It’s Monday again.
I love Mondays. Everyone is so depressed about going to work that the air has a palpable tang of misery. Personally, I’m just relieved that Sunday is over. All that piety that occurs on Sunday mornings makes me want to vomit. It’s tempered slightly by the misery of Sunday afternoons when he goes to the pub and she spends hours in the kitchen cooking roast pig and three veg only to see it burn and char while he watches the football.
Sunday nights are an equal measure of piety and pleasure. On the one hand you have Songs of Praise which torments me with the good intentions of all those Christians who couldn’t actually be bothered to go to church (with, to be fair, a delicious ripple of guilt thrown in for good measure) and on the other you have the misery of half a million people channel hopping while they try to find something that isn’t a repeat or remake of a seventies TV show and the despair of children being made to have a bath.
Mondays, though, are almost always a delight.
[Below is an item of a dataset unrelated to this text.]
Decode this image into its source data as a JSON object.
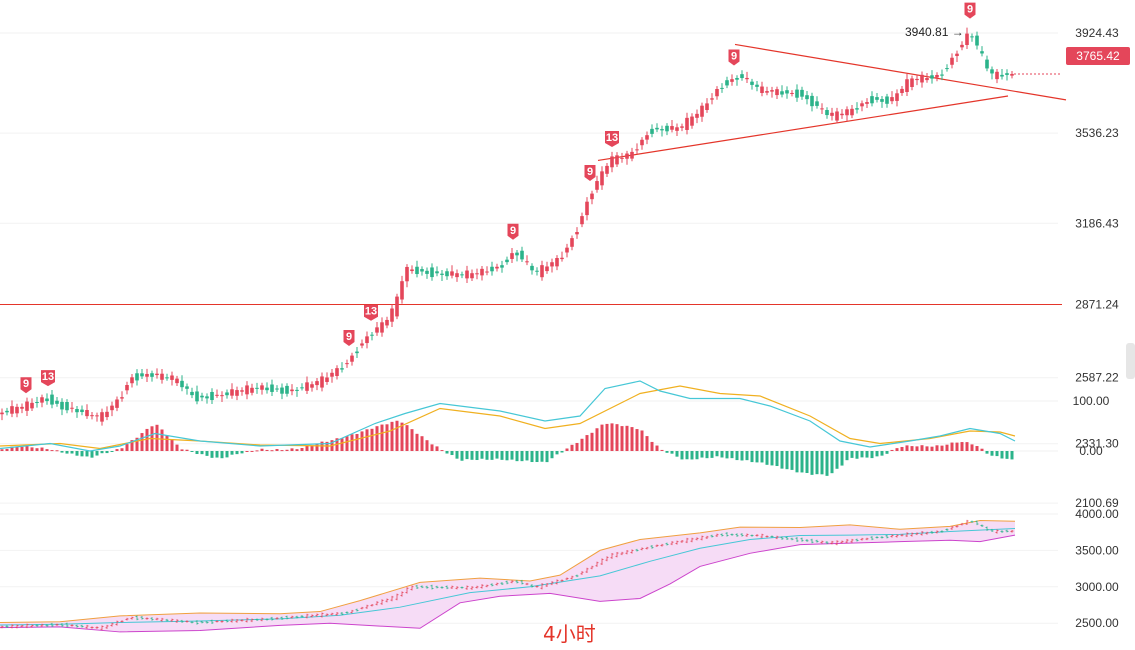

People recover from the weekend excesses, diets are re-started, and purses are counted to eke out the remaining coins until payday. If I really need to buoy my spirits, I’ll take a trip to the unemployment and benefits office where the Monday misery is served up with a scowl.
I was talking about bumping into Meinwen yesterday. She’d been to the King Stone at St. Pity’s trying to find out what had caused her headache. Her abilities led her to touch they leyline that runs through Laverstone, across the Cheviots and onward to Aylesbury. There’s a second one that runs east-west but it’s too deep for her to access, although she can sense it.
It was someone playing with the line that gave her the headache. She was surprised that I was willing to go and check it out with her – she knows what I really am and going into a Catholic churchyard with a demon isn’t something that happens everyday. I didn’t tell her that I’ve been going there for years.
She told me what she’d discovered and I took a look for myself, slipping into the ley stream and following its course northward. I found the wound at the stone at the top of Lover’s Leap, beginning to heal over in much the same way that a scratch would on your arm. If we’d left it another day it wouldn’t have been visible at all.
It wouldn’t take someone with half my intelligence to connect the disturbance in the leyline with the blood I found up there the other day. Somebody – and I’m still assuming it was a fae witch – has been tapping some serious power. Ley magic *and* blood is a powerful combination. I flitted back down the line to tell her what I’d found.
She looked confused. She’s adorable when she does that. Her mouth opens just enough to catch a glimpse of her tongue between her little white teeth. “No-one’s bought anything to do with black magic recently.”
I stifled my laugh for fear of offending her. No one with any serious intent would buy components from a fluffy magic shop in Laverstone. If they know what they’re doing, they’ve spent years perfecting their craft and have access to anything they want.
I coughed instead and patted her on the back. “Perhaps they’ve bought them elsewhere,” I said and she seemed relieved by that, as if it were a validation on her stock.
The pat on her back was a shock, I can tell you. I wonder if she knows she’s pregnant?